The first equation is very close to a general autonomous non linear differential equation with $\dot x(t)=f(x(t),u(t))$ where $u(t)$ is the source term.
Now, the same dynamical DT NL TI system could be described also through an input output relationship, involving more among their'samples' (current and past): $$y(k) = h(y(k-1),y(k-2),...,y(k-n),u(k),u(k-1),...,u(k-m)), \quad\forall k\ge0$$ where again, $h$ is a general non linear function, and $n,m$ are integer positive values.
How can one prove that this input-relationship form is equivalent to the former state-space representation, at least when $x(0)=0$ (without any care about a possible relationship between $f,g$ and $h$)?
EDIT: And, at least, how can one be sure that the IO relationship involves finite past samples and not all the past samples (since the initial time instant)?

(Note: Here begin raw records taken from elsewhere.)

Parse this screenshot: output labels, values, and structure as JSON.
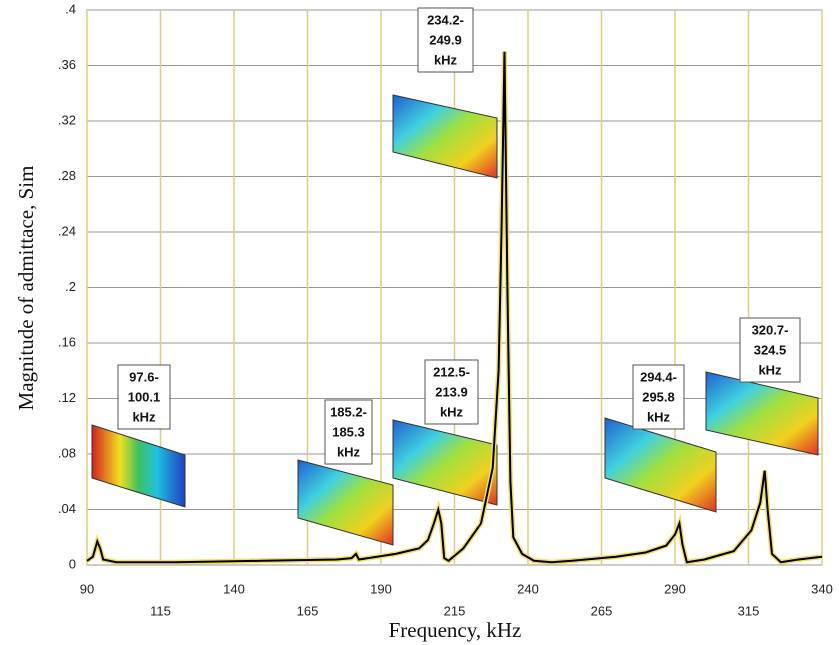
{
  "chart_data": {
    "type": "line",
    "x_label": "Frequency, kHz",
    "y_label": "Magnitude of admittace, Sim",
    "x": [
      90,
      92,
      93.5,
      94.5,
      95.5,
      100,
      120,
      150,
      175,
      180,
      181.5,
      182.5,
      195,
      203,
      206,
      208,
      209.5,
      210.5,
      211.5,
      213,
      218,
      224,
      228,
      230,
      231,
      232,
      233,
      234,
      235,
      238,
      242,
      248,
      255,
      270,
      280,
      287,
      290,
      291.5,
      292.5,
      294,
      300,
      310,
      316,
      319,
      320.5,
      321.5,
      323,
      326,
      332,
      340
    ],
    "series": [
      {
        "color": "#000000",
        "values": [
          0.003,
          0.006,
          0.017,
          0.012,
          0.004,
          0.002,
          0.002,
          0.003,
          0.004,
          0.005,
          0.008,
          0.004,
          0.008,
          0.012,
          0.018,
          0.03,
          0.04,
          0.03,
          0.005,
          0.003,
          0.012,
          0.03,
          0.07,
          0.14,
          0.24,
          0.37,
          0.2,
          0.06,
          0.02,
          0.008,
          0.003,
          0.002,
          0.003,
          0.006,
          0.009,
          0.014,
          0.022,
          0.03,
          0.015,
          0.002,
          0.004,
          0.01,
          0.025,
          0.045,
          0.068,
          0.04,
          0.008,
          0.002,
          0.004,
          0.006
        ]
      }
    ],
    "xlim": [
      90,
      340
    ],
    "xticks": [
      90,
      115,
      140,
      165,
      190,
      215,
      240,
      265,
      290,
      315,
      340
    ],
    "ylim": [
      0,
      0.4
    ],
    "yticks": [
      0,
      {
        "value": 0.04,
        "label": ".04"
      },
      {
        "value": 0.08,
        "label": ".08"
      },
      {
        "value": 0.12,
        "label": ".12"
      },
      {
        "value": 0.16,
        "label": ".16"
      },
      {
        "value": 0.2,
        "label": ".2"
      },
      {
        "value": 0.24,
        "label": ".24"
      },
      {
        "value": 0.28,
        "label": ".28"
      },
      {
        "value": 0.32,
        "label": ".32"
      },
      {
        "value": 0.36,
        "label": ".36"
      },
      {
        "value": 0.4,
        "label": ".4"
      }
    ],
    "grid": true,
    "annotations": [
      [
        "97.6-",
        "100.1",
        "kHz"
      ],
      [
        "185.2-",
        "185.3",
        "kHz"
      ],
      [
        "212.5-",
        "213.9",
        "kHz"
      ],
      [
        "234.2-",
        "249.9",
        "kHz"
      ],
      [
        "294.4-",
        "295.8",
        "kHz"
      ],
      [
        "320.7-",
        "324.5",
        "kHz"
      ]
    ]
  }
}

One can do this by for example defining the state vector as follows,
$$ x(k) = \begin{bmatrix} y(k) \\ y(k-1) \\ \vdots \\ y(k-n+1) \\ u(k-1) \\ u(k-2) \\ \vdots \\ u(k-m+1) \end{bmatrix}. $$
By using your second update formula for $y(k)$, one can quite easily find $f(x(k),u(k))$, because it should describe $x(k+1)$. Assuming that $y(k)$ is a vector of length $l$, then for the top $l$ states you can just use the second update formula (but increment the value of $k$ by one), since all the required inputs for $h(\cdot)$ are present in $x(k)$ and $u(k)$. The remaining states will just be a down shift of the already known states of $x(k)$, omitting $y(k-n+1)$ when the history of $u(k)$ starts, where instead $u(k)$ is inserted. After this the down shifting of the already known states of $x(k)$ continues, until the end of the state vector, omitting $u(k-m+1)$. And $g(x(k),u(k))$ should be trivial as well, namely just take the top state(s) of $x(k)$.